Science, religion and a dying baby

What drove Jan and Deborah Moorhead to refuse life-saving treatment for their baby son? HERALD REPORTERS investigate.

When Starship children's hospital paediatrician Dr Patrick Kelly saw Caleb Moorhead for the first time, he knew he didn't have long.

The 6-month-old baby was strikingly pale and neurologically abnormal, with developmental levels of a 6-week-old.

He was severely anaemic and had severe shrinkage of the brain.

Kelly, who specialises in dealing with child abuse cases, was so worried about Caleb's condition and the lack of understanding shown by his parents, Jan and Deborah Moorhead, that he contacted Child, Youth and Family Services (Cyfs) the next day to arrange a court order to remove Caleb from them if it became necessary.

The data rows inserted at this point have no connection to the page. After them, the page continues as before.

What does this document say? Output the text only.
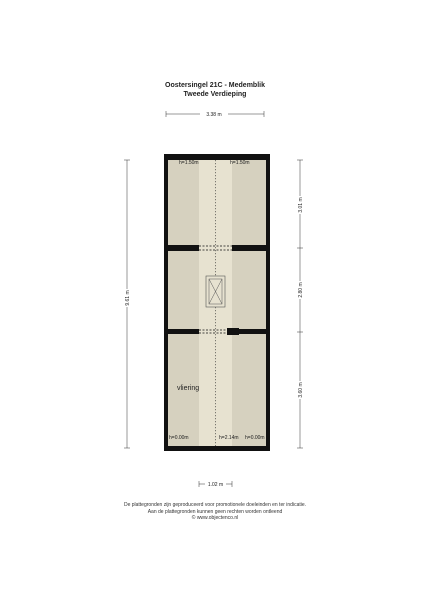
Oostersingel 21C - Medemblik
Tweede Verdieping
3.38 m
9.61 m
3.01 m
2.80 m
3.60 m
h=1.50m	h=1.50m
h=0.00m	h=2.14m h=0.00m
vliering
1.02 m
De plattegronden zijn geproduceerd voor promotionele doeleinden en ter indicatie.
Aan de plattegronden kunnen geen rechten worden ontleend
© www.objectenco.nl
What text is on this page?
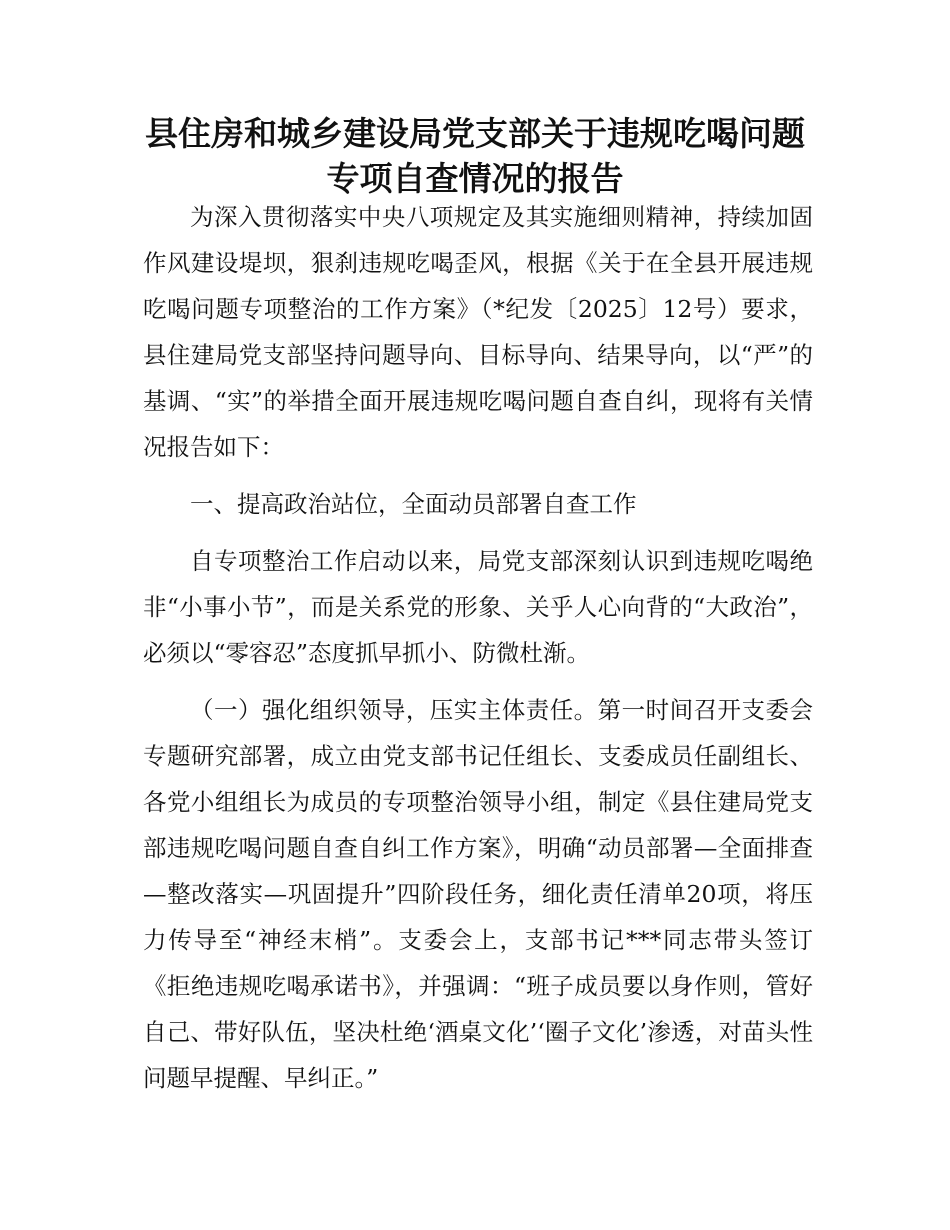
县住房和城乡建设局党支部关于违规吃喝问题
专项自查情况的报告

为深入贯彻落实中央八项规定及其实施细则精神，持续加固作风建设堤坝，狠刹违规吃喝歪风，根据《关于在全县开展违规吃喝问题专项整治的工作方案》（*纪发〔2025〕12号）要求，县住建局党支部坚持问题导向、目标导向、结果导向，以“严”的基调、“实”的举措全面开展违规吃喝问题自查自纠，现将有关情况报告如下：

一、提高政治站位，全面动员部署自查工作

自专项整治工作启动以来，局党支部深刻认识到违规吃喝绝非“小事小节”，而是关系党的形象、关乎人心向背的“大政治”，必须以“零容忍”态度抓早抓小、防微杜渐。

（一）强化组织领导，压实主体责任。第一时间召开支委会专题研究部署，成立由党支部书记任组长、支委成员任副组长、各党小组组长为成员的专项整治领导小组，制定《县住建局党支部违规吃喝问题自查自纠工作方案》，明确“动员部署—全面排查—整改落实—巩固提升”四阶段任务，细化责任清单20项，将压力传导至“神经末梢”。支委会上，支部书记***同志带头签订《拒绝违规吃喝承诺书》，并强调：“班子成员要以身作则，管好自己、带好队伍，坚决杜绝‘酒桌文化’‘圈子文化’渗透，对苗头性问题早提醒、早纠正。”
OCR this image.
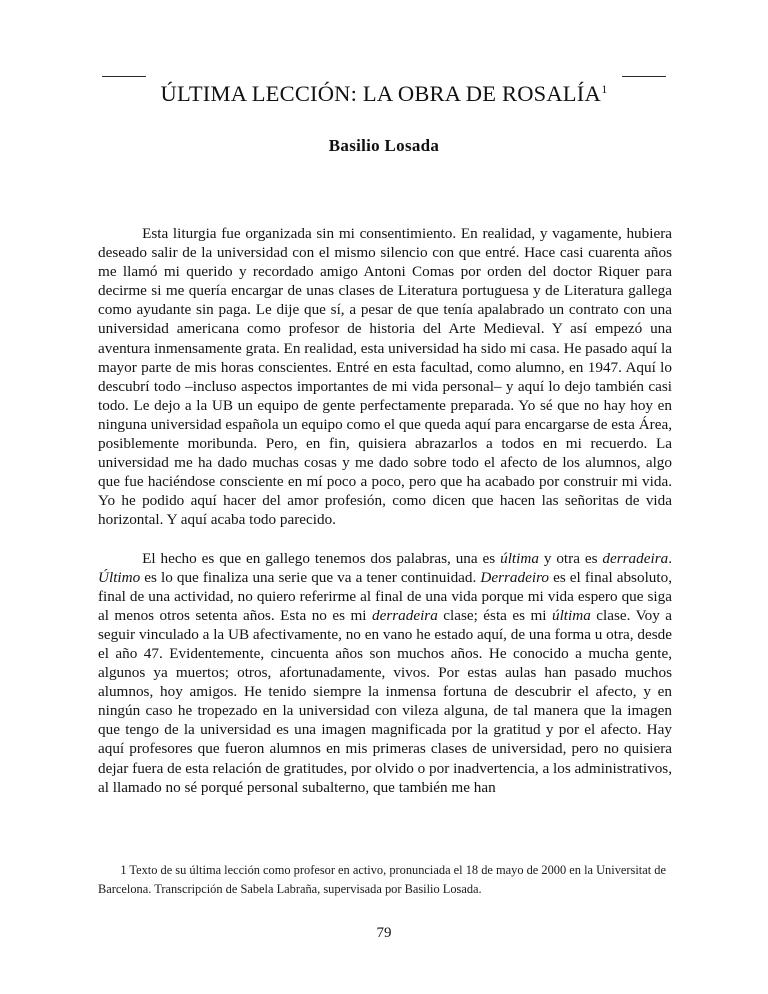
ÚLTIMA LECCIÓN: LA OBRA DE ROSALÍA$^1$
Basilio Losada

Esta liturgia fue organizada sin mi consentimiento. En realidad, y vagamente, hubiera deseado salir de la universidad con el mismo silencio con que entré. Hace casi cuarenta años me llamó mi querido y recordado amigo Antoni Comas por orden del doctor Riquer para decirme si me quería encargar de unas clases de Literatura portuguesa y de Literatura gallega como ayudante sin paga. Le dije que sí, a pesar de que tenía apalabrado un contrato con una universidad americana como profesor de historia del Arte Medieval. Y así empezó una aventura inmensamente grata. En realidad, esta universidad ha sido mi casa. He pasado aquí la mayor parte de mis horas conscientes. Entré en esta facultad, como alumno, en 1947. Aquí lo descubrí todo –incluso aspectos importantes de mi vida personal– y aquí lo dejo también casi todo. Le dejo a la UB un equipo de gente perfectamente preparada. Yo sé que no hay hoy en ninguna universidad española un equipo como el que queda aquí para encargarse de esta Área, posiblemente moribunda. Pero, en fin, quisiera abrazarlos a todos en mi recuerdo. La universidad me ha dado muchas cosas y me dado sobre todo el afecto de los alumnos, algo que fue haciéndose consciente en mí poco a poco, pero que ha acabado por construir mi vida. Yo he podido aquí hacer del amor profesión, como dicen que hacen las señoritas de vida horizontal. Y aquí acaba todo parecido.

El hecho es que en gallego tenemos dos palabras, una es última y otra es derradeira. Último es lo que finaliza una serie que va a tener continuidad. Derradeiro es el final absoluto, final de una actividad, no quiero referirme al final de una vida porque mi vida espero que siga al menos otros setenta años. Esta no es mi derradeira clase; ésta es mi última clase. Voy a seguir vinculado a la UB afectivamente, no en vano he estado aquí, de una forma u otra, desde el año 47. Evidentemente, cincuenta años son muchos años. He conocido a mucha gente, algunos ya muertos; otros, afortunadamente, vivos. Por estas aulas han pasado muchos alumnos, hoy amigos. He tenido siempre la inmensa fortuna de descubrir el afecto, y en ningún caso he tropezado en la universidad con vileza alguna, de tal manera que la imagen que tengo de la universidad es una imagen magnificada por la gratitud y por el afecto. Hay aquí profesores que fueron alumnos en mis primeras clases de universidad, pero no quisiera dejar fuera de esta relación de gratitudes, por olvido o por inadvertencia, a los administrativos, al llamado no sé porqué personal subalterno, que también me han

1 Texto de su última lección como profesor en activo, pronunciada el 18 de mayo de 2000 en la Universitat de Barcelona. Transcripción de Sabela Labraña, supervisada por Basilio Losada.
79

Kelly explained the situation, including the court order, to the Moorheads, who asked for time to think about it.

Then they picked up Caleb and fled.

Charge nurse manager Julie Thompson saw them going and followed them outside. She asked if they realised their baby could die if they took him home. Deborah told her everything would be alright.

That night social workers went to the family's house in Dargaville but the Moorheads never came home.

Five days later, Kelly got a phone call from Catherine Curtis-Rangihau, a friend of the family and a social worker for Cyfs in Whangarei. She had persuaded the family to return to the Starship.

At the meeting, Kelly - who believed that Caleb's brain damage was irreversible - told the Moorheads their son would need an MRI (magnetic resonance imaging) scan, probably under a general anaesthetic.

The couple were worried about the anaesthetic. Eager not to lose their co-operation, Kelly talked through some possible compromises and the Moorheads agreed to call him back that night. They never did.

It was a busy week for Kelly. On Friday, he finally made it to the library, sat down with some books and "the penny dropped".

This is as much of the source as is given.